Dalle oscure fucine della Rise Above prende forma questo nuovo lavoro dei canadesi Blood Ceremony. Il quintetto di Montreal ci riprova dopo un esordio non proprio brillante, dove luoghi comuni e stereotipi hard seventies si sprecavano in maniera abbastanza usuale.
Pur rimanendo legati con evidenza sfrontata ai Black Widow e ai Sabbath, emerge in questo “Living with the Ancients” in maniera piacevolmente invasiva l’ombra dei Jethro Tull che amplia e trascende l’alone dark complessivo.
“Living with the Ancients” per quanto incastrato da imponenti prefabbricati storici, scivola ben oleato dalla prima all’ultima traccia; più progressivo e certamente più fluido del precedente, l’album riesce a incalzare in più di un’occasione alternando parentesi doom a episodi decisamente più aperti e complessi.
Le visioni occulte e darkeggianti si sprecano e accompagnano passo passo l’intero lavoro amalgamando l’intruglio anche nei momenti meno evocativi e più diretti. Il disco è in più di un’occasione coinvolgente e robusto quel tanto che basta grazie a contorsioni ritmiche potenti e ruvide. I pochi e rari cali di stile passano sicuramente in secondo piano e si smaterializzano vista la capacità di racchiudere la struttura compositiva in un costante scrigno composto da eleganza e aristocratica medianicità.
The hermit e Morning of the Magicians esprimono al meglio quella concettuale concessione ad atmosfere sobriamente Steel Mill. Oliver Haddo, pur ricalcando in pieno le tendenze tipiche della band, riesce a conquistare spazi preziosi, sviluppando melodie quasi accattivanti pur racchiuse in quell’alone sinistro che fa da filo conduttore per tutto l’album. La voce di Alia O’Brien è più convincente in questo lavoro, forse merito dei riff meno ossessivi e sterili rispetto al precedente omonimo. Si esprime meglio e si destreggia bene specie in episodi come Night of Augury, o meglio ancora in My demon Brother il cui tema principale proietta maggiormente nella penombra i fantasmi dei Black Widow.

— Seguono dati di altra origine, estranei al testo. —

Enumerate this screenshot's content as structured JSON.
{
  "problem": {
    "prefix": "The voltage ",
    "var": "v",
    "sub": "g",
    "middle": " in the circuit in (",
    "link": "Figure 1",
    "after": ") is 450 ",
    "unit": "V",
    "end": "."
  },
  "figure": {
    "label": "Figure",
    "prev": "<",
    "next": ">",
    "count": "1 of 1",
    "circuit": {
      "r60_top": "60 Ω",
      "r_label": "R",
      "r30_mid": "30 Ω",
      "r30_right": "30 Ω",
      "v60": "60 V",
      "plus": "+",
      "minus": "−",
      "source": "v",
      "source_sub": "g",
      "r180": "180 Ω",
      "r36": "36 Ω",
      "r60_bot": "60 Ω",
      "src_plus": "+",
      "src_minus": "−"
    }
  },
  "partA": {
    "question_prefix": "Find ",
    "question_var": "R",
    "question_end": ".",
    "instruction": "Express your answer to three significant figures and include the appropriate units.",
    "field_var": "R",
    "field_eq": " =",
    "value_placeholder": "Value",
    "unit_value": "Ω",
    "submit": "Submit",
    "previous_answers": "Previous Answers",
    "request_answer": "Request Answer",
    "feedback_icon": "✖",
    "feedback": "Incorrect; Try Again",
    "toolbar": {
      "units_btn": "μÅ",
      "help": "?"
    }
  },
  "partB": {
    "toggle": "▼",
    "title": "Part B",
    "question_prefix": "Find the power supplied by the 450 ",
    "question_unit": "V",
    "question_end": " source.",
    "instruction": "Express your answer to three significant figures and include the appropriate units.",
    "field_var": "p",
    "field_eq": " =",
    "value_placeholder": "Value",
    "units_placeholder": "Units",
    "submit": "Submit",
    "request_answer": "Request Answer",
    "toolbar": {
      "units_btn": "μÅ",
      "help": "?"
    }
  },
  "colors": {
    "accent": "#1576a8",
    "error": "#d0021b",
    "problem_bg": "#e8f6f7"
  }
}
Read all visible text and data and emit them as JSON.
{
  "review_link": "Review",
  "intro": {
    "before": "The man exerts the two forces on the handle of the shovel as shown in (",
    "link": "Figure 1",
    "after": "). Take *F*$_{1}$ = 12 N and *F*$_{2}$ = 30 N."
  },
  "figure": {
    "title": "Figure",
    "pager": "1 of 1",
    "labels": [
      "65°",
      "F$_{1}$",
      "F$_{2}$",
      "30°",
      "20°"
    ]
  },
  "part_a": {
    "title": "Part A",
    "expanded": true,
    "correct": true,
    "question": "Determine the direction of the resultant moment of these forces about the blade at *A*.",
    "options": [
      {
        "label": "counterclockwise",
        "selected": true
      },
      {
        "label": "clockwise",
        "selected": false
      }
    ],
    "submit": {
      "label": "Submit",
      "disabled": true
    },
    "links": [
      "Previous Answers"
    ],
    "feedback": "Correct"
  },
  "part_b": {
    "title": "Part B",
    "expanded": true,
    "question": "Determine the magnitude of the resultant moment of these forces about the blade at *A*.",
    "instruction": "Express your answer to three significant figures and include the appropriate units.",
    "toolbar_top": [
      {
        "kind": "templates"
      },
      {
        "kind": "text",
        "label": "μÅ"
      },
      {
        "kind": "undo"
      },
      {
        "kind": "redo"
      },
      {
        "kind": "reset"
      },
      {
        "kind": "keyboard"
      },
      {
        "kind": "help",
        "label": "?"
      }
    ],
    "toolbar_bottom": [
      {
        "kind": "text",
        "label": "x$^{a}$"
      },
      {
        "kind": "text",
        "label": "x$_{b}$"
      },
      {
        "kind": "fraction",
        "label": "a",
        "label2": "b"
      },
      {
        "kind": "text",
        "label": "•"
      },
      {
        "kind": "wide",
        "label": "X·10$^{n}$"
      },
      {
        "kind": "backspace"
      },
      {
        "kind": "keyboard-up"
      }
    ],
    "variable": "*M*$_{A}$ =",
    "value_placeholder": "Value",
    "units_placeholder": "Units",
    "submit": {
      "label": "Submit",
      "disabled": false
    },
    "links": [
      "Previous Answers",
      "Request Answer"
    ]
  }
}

Brano dopo brano, passaggio dopo passaggio, i Blood Ceremony riescono a trascinare sempre di più in un crescendo emotivo indiscutibile incespicando però nell’ultima traccia forse unico paragrafo spudoratamente scontato dell’intero full-lenght ma, del resto, non stiamo parlando di un disco secolare, ma è anche plausibile prevedere al suo interno qualche sviluppo al di sotto della media.
Sostanzialmente un buon lavoro, ricco di buoni propositi e che si fa apprezzare per quello che è senza tediare e senza grandi sforzi da parte di chi lo ascolta. Se ne consiglia un ascolto approfondito.